The rich movement and colour of this panorama of early 19th-century society make Vanity Fair Thackeray’s greatest achievement; the narrative skill, subtle characterization, and descriptive power make it one of the outstanding novels of its period. But Vanity Fair is more than a portrayal and imaginative analysis of a particular society. Throughout we are made subtly aware of the ambivalence of human motives, and so are prepared for Thackeray’s conclusion: “Ah! Vanitas Vanitatum! Which of us is happy in this world? Which of us has his desire, or having it, is satisfied?” It is its tragic irony that makes Vanity Fair a lasting and insightful evaluation of human ambition and experience.
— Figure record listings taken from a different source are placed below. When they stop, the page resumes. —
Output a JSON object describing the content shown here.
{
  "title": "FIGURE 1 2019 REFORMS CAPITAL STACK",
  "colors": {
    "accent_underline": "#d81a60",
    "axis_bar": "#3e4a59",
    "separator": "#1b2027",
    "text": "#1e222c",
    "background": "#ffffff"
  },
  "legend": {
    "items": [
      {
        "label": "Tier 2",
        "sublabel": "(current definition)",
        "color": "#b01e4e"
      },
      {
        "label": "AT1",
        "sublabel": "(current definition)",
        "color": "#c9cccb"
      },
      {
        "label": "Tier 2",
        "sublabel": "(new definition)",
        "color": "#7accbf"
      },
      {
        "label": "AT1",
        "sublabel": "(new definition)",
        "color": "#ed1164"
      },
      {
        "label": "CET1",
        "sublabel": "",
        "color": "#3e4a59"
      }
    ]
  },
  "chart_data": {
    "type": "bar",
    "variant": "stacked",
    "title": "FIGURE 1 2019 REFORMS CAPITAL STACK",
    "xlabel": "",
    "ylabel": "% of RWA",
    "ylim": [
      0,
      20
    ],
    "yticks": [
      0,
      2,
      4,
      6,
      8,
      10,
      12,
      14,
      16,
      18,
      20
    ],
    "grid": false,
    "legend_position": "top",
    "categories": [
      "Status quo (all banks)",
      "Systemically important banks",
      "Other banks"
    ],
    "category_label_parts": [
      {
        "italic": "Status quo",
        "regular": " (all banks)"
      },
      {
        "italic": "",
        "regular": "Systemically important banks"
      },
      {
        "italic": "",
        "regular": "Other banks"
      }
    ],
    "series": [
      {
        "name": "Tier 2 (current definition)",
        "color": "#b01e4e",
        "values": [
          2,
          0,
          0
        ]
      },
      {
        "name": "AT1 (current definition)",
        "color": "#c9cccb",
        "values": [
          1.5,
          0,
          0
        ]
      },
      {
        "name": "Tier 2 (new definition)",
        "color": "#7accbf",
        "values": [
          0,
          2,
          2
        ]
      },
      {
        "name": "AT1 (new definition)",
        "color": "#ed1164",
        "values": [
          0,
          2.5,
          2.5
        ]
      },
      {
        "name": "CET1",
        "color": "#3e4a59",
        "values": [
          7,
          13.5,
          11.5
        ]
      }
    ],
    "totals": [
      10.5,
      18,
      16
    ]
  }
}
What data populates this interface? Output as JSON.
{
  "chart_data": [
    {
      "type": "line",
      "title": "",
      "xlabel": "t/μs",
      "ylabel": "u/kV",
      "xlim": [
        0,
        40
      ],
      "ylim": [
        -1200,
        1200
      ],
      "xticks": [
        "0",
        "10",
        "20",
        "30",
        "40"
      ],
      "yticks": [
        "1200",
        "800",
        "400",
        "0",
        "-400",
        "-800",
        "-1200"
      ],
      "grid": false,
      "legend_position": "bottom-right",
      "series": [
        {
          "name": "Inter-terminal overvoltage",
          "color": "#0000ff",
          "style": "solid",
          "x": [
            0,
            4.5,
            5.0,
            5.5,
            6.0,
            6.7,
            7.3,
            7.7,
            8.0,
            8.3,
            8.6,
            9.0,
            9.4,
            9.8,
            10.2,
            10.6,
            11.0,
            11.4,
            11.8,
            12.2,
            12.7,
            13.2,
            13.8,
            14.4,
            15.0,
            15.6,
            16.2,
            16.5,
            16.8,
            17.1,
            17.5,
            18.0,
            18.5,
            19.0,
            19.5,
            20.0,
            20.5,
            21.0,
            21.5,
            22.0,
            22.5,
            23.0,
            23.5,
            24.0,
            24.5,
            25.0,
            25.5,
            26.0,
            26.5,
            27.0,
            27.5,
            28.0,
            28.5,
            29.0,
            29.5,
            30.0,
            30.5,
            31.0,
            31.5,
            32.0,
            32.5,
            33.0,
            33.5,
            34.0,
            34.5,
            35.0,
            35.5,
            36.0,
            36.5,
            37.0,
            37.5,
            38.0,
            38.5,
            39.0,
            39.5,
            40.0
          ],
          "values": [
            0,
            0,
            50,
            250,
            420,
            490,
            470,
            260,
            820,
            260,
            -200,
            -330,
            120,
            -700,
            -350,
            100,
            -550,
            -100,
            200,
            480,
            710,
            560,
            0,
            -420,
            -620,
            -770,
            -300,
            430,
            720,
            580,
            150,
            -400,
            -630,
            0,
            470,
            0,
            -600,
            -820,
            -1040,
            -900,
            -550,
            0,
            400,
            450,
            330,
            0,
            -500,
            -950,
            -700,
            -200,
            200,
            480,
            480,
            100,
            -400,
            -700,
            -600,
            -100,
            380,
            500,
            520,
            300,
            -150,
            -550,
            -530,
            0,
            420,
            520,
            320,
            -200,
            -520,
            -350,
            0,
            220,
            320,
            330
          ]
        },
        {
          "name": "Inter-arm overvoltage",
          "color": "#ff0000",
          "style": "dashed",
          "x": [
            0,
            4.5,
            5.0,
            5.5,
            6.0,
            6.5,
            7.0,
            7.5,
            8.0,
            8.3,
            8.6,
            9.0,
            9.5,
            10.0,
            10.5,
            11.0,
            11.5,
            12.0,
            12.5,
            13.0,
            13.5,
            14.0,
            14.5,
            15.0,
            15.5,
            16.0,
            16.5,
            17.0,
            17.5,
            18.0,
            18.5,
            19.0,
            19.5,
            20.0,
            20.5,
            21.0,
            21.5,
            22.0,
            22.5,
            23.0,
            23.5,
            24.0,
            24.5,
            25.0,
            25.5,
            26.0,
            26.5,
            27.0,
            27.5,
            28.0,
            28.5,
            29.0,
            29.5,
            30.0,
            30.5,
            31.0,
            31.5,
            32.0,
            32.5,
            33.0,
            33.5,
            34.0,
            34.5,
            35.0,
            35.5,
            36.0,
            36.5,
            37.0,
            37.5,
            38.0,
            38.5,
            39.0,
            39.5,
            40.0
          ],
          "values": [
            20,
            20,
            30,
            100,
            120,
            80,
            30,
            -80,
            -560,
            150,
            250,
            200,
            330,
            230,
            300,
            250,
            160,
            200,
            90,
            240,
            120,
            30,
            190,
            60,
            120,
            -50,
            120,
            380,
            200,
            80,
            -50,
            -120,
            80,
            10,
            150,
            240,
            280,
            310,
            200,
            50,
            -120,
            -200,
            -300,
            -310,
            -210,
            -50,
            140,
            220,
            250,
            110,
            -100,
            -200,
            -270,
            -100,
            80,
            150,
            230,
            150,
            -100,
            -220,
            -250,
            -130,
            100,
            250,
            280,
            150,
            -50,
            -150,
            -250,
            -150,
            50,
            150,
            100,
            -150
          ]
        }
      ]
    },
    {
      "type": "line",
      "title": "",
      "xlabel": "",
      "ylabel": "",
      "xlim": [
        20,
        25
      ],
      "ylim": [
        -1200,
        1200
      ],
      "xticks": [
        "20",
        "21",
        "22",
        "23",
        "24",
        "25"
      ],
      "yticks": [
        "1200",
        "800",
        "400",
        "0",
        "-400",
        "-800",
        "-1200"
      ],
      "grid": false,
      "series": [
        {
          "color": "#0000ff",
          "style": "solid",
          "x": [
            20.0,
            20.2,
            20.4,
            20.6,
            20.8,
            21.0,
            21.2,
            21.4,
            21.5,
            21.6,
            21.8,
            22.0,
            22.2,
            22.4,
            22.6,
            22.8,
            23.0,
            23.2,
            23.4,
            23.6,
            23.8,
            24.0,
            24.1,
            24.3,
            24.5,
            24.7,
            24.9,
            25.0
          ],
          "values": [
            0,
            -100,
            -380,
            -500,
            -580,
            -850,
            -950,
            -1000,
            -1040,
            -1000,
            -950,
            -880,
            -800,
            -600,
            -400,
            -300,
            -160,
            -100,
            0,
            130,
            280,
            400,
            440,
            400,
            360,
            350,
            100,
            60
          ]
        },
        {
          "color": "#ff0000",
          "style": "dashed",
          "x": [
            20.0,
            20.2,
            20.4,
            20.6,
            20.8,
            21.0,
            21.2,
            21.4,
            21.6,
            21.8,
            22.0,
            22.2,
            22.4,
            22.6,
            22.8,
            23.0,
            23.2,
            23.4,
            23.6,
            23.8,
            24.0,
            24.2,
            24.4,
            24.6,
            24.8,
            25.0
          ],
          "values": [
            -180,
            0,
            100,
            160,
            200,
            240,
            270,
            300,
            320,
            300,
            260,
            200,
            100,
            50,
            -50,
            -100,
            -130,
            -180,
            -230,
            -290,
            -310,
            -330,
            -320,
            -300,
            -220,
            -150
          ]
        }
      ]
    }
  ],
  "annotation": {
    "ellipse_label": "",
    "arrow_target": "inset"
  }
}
Successful and famous, Thackeray went on to exploit two lines of development opened up in Vanity Fair: a gift for evoking the London scene and for writing historical novels that demonstrate the connections between past and present. He began with the first, writing The History of Pendennis (1848–50), which is partly fictionalized autobiography. In it, Thackeray traces the youthful career of Arthur Pendennis—his first love affair, his experiences at “Oxbridge University,” his working as a London journalist, and so on—achieving a convincing portrait of a much-tempted young man.